How to break down change set of my CTE feature branch?

wjhuang2016 · June 10, 2021, 5:44am

Say that I am working on CTE.
To make some SQLs work. We need the plan building part and the executor part.
Both of them are about 1000 LoC. And the tests may also about 1000 LoC.
So it’s not easy to get them merged.

tison · May 11, 2021, 10:55am

I’d suggest separate the whole feature into multiple pull requests so that reviewers can review them conceptually isolated one by one. While we merge them only if the whole feature, with the test is well qualified.

Here is an example how Flink manages this type of effort.

Above is the last pull request for the whole effort of FLINK-11843, a large refactor to Dispatcher. And you can trace the based on message in the description find its dependent chain. The integration tests is introduced by the last pull request, and we review these pull requests step by step. While all of the pull requests merged, it is general access.

Back to the CTE case, you may have three parts of pull request

executor part(no dep)
planner part(depend on executor)
integration tests

and review them as a whole. Also I think you already separate the parser part pull request.

hundundm · May 11, 2021, 11:26am

I am a developer on the PD. This is an example of mine, and it may have some reference significance.

I first complete the main development and testing on a branch, try to classify all the changes, and specify a PR submission plan. Then write them one by one according to the plan, and each PR focuses on the details previously ignored. All progress is recorded in an issue, which is convenient for reviewers to understand related PRs.
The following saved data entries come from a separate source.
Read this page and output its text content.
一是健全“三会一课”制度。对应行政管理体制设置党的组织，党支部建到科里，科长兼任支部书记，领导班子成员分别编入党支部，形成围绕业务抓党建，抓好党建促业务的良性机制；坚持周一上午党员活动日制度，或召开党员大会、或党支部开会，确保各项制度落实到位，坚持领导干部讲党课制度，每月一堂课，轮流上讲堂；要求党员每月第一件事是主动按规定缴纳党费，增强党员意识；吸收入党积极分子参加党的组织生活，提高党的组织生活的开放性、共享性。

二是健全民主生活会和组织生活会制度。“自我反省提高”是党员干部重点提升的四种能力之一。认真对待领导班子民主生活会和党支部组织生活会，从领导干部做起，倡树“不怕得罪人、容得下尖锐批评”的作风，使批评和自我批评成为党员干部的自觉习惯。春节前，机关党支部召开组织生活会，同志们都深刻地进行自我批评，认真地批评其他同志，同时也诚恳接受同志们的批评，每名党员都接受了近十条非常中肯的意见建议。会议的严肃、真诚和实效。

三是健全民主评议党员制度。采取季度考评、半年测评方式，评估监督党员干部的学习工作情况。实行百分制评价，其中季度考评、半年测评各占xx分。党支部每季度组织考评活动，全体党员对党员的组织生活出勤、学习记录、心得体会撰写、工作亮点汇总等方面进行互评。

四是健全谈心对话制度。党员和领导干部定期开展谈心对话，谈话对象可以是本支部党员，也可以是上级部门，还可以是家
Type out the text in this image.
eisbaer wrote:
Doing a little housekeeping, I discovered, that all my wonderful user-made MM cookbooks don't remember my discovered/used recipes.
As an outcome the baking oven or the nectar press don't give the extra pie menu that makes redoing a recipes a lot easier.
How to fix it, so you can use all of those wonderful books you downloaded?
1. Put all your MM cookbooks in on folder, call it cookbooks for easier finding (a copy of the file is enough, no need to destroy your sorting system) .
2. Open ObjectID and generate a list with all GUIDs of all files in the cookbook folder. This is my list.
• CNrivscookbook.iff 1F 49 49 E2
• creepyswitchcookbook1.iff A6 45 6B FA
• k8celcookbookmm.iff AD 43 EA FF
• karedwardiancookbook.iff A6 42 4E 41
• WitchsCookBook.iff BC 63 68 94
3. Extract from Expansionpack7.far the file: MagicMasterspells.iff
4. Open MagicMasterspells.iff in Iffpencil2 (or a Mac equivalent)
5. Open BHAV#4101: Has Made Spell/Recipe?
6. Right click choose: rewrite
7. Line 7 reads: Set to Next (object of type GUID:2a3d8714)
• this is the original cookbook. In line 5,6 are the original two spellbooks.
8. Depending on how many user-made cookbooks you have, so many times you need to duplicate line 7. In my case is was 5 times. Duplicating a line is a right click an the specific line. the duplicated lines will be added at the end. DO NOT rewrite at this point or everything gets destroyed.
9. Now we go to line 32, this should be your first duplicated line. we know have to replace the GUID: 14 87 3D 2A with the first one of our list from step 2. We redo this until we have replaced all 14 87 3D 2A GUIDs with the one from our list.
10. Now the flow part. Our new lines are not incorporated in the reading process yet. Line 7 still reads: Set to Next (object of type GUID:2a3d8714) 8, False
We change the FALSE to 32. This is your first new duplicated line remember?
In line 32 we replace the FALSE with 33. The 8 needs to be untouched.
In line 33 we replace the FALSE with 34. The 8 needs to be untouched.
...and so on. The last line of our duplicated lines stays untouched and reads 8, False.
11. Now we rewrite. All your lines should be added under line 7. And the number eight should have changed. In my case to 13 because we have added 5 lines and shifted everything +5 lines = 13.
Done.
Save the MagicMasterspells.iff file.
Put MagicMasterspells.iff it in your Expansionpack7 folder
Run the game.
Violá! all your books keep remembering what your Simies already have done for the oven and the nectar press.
tison · May 11, 2021, 11:45am

… and you might elaborate the challenge you face. AFAIK code can hardly be separated because of their complexity instead of their loc. Even you attach your dev work so far here and I can help on the reviewer side or throw suggestions of possible separation.

wjhuang2016 · May 11, 2021, 12:02pm

The first problem is that, it’s very hard to test the executor alone.
And the second problem is that, it’s a good idea to use a single PR to add the integration tests?
If so, how can I test the planner part?

tison · May 11, 2021, 12:45pm

I think you can take a look at materials linked above and the answer is there.

The first problem is that, it’s very hard to test the executor alone.

You can add basic unit test and leave the integration tests later.

And the second problem is that, it’s a good idea to use a single PR to add the integration tests?
If so, how can I test the planner part?

If the parts for the minimal integration tests you separate into are planner and executor, and planner depends on executor, as mentioned above

You may join the integration tests part and planner part into one pull request, as links to Flink demo above, the last pull request contains integration tests.

However, you can try to introduce the minimal feature set of CTE, said support a naive select only, and later enrich the planner part if you want to separate more fine grained.

tison · May 11, 2021, 12:56pm

… and for development task broken down, the most significant part is first define the central interface. For CTE, it could be CTEStorage, CTEExec and so on. Every part interacts with the central interfaces which ensures effort could be joined at the end.

Every part takes care of its own unit tests if there should be valid ones, and even integration tests among subparts of one part. The one who finalize the whole tasks take care of overall integration tests.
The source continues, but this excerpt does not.